In December, in Le Havre, France, suffering in the harsh winter, they asked the Brazilian consul for warm clothes, but received no reply. After passing through Rotterdam, the Benevente returned to Vigo, where Perdigão and Ferreira disembarked. In the meantime, the newly sworn in Grand Master, José Adriano Marrey Júnior, accompanied by Senator and Freemason Luís de Toledo Piza, from the América Lodge, in an audience with Altino Arantes, the state governor, managed to get the police's attitude condemned and his expulsion revoked. Everardo could finally return to Brazil.

Everardo arrived in Recife on January 25, 1920, and was received with great homage. There, he participated in a session at the União dos Operários da Construção Civil, where he attributed the cause of his trials to his articles against the government published in A Plebe, blamed Ibraim Nobre for the beating he suffered in Santos and denounced the treatment he received from Manuel Perdigão, a native Brazilian. During his three days in Recife, he received many tributes and was greeted by Antônio Canellas, Professor Joaquim Pimenta and Cristiano Cordeiro, whose house he stayed in overnight.

The same year he returned, he helped found the Clarté Group, composed of members who would later organize the Brazilian Socialist Party. In 1921, Everardo was involved in founding the Perfeição Segredo Lodge, in Rio de Janeiro, which aimed to spread knowledge and indoctrinate Freemasons; the initiative failed after the crisis in 1921. At the time, he ran the Freemasonry printing house in Méier and his workshops published Octávio Brandão's book Rússia Proletária and the magazine Movimento Comunista. In 1923, the police raided the printing house and confiscated it.

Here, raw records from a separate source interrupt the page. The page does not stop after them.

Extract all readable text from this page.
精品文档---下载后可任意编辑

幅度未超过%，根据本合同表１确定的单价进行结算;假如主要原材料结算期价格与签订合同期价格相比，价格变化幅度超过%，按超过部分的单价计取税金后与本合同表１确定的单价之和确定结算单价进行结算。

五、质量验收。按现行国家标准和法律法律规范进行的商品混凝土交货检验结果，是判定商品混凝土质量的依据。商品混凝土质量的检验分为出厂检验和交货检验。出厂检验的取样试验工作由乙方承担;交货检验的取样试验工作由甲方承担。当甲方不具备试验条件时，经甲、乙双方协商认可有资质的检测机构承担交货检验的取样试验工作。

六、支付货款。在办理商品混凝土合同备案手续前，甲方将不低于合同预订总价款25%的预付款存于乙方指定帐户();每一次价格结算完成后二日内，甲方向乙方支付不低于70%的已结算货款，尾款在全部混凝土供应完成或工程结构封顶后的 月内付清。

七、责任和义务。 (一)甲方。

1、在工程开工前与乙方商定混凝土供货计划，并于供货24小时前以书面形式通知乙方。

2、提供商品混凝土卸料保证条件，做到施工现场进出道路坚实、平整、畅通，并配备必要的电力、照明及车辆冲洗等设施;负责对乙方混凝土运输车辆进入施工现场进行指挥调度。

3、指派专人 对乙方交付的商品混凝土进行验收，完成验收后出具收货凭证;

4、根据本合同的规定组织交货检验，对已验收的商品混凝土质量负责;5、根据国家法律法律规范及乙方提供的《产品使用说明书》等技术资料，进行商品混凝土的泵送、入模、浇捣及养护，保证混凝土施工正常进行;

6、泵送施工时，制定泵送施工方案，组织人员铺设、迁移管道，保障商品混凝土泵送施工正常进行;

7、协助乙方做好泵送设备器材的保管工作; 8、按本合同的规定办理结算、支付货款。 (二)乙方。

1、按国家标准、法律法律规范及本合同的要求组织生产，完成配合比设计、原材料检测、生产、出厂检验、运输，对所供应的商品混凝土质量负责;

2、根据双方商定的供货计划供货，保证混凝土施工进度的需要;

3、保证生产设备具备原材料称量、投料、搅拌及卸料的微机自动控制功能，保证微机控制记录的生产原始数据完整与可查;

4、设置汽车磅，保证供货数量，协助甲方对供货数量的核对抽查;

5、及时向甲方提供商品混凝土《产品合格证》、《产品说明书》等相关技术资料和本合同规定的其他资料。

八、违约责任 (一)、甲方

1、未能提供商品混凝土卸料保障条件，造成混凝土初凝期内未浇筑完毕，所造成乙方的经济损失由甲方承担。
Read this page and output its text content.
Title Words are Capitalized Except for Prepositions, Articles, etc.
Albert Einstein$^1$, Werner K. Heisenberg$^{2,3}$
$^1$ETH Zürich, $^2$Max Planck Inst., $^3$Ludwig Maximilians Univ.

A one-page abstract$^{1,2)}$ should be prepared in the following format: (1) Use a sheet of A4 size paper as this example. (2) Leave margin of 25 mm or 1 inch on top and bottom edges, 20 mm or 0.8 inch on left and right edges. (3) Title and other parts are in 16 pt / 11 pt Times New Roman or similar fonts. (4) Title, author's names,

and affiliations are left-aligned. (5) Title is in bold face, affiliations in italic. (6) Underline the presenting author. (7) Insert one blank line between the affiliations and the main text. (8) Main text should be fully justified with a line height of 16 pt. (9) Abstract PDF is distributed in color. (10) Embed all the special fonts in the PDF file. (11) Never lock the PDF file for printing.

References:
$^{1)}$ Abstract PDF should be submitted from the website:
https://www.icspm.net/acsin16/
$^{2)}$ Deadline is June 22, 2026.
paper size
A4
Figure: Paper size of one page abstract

In 1922, when the 18 of the Fort Revolt occurred, Everardo had organized a committee in favor of Nilo Peçanha, the former Grand Master of the Grande Oriente de São Paulo, an opponent of Artur Bernardes who was arrested and sent to the Cobras Island and then to the Santa Cruz Fortress. In 1923, together with Canellas and other comrades, he was arrested accused of preparing an uprising against the government of Artur Bernardes, but was soon released. Later, he took part in the meeting of the Brazilian Communist Party, at which Canellas was suspended. When the São Paulo Revolt of 1924 broke out, Everardo, who was in Rio de Janeiro, was arrested again and sent to the concentration camps on the islands off the Brazilian coast, where he was imprisoned for three years.

Released, with his health shaken, he returned to his family in a difficult financial situation because his assets had been confiscated during the state of siege. Later, he returned to work as a journalist at the Diário Nacional, organized by the Democratic Party and led by Marrey Júnior, where he remained until its closure after the Constitutionalist Revolution of 1932. At the end of 1927, he was launched by O Internacional as a candidate for the São Paulo City Council by the Bloco Operário Camponês. During this period, he was monitored and his house was constantly raided by the police. He supported the Revolution of 1930 and had to flee São Paulo to avoid being arrested again. In 1932, unemployed and persecuted by the police, he lived in a tenement in Rio de Janeiro where he raised chickens to survive.

During the Communist Uprising of 1935, he was arrested without any proof of his involvement for almost two years, until he was acquitted by the National Security Court. In the National Congress, he was defended by then deputy Café Filho, the son of a Freemason. When he was released, he returned to Masonic work at the Ordem e Progresso Lodge. He wrote the Masonic works Semeando, À Sombra da Acácia and, in collaboration with Octaviano Bastos and Optato Carajuru, the Livro Maçônico do Centenário. He was editor and director of the Boletim Oficial do Grande Oriente de São Paulo and the newspapers Folha de Acácia and Mensageiro Romano.

He died in 1966, five years after publishing História das Lutas Sociais no Brasil. On April 4 of that same year, the Everardo Dias Lodge was founded in his honor.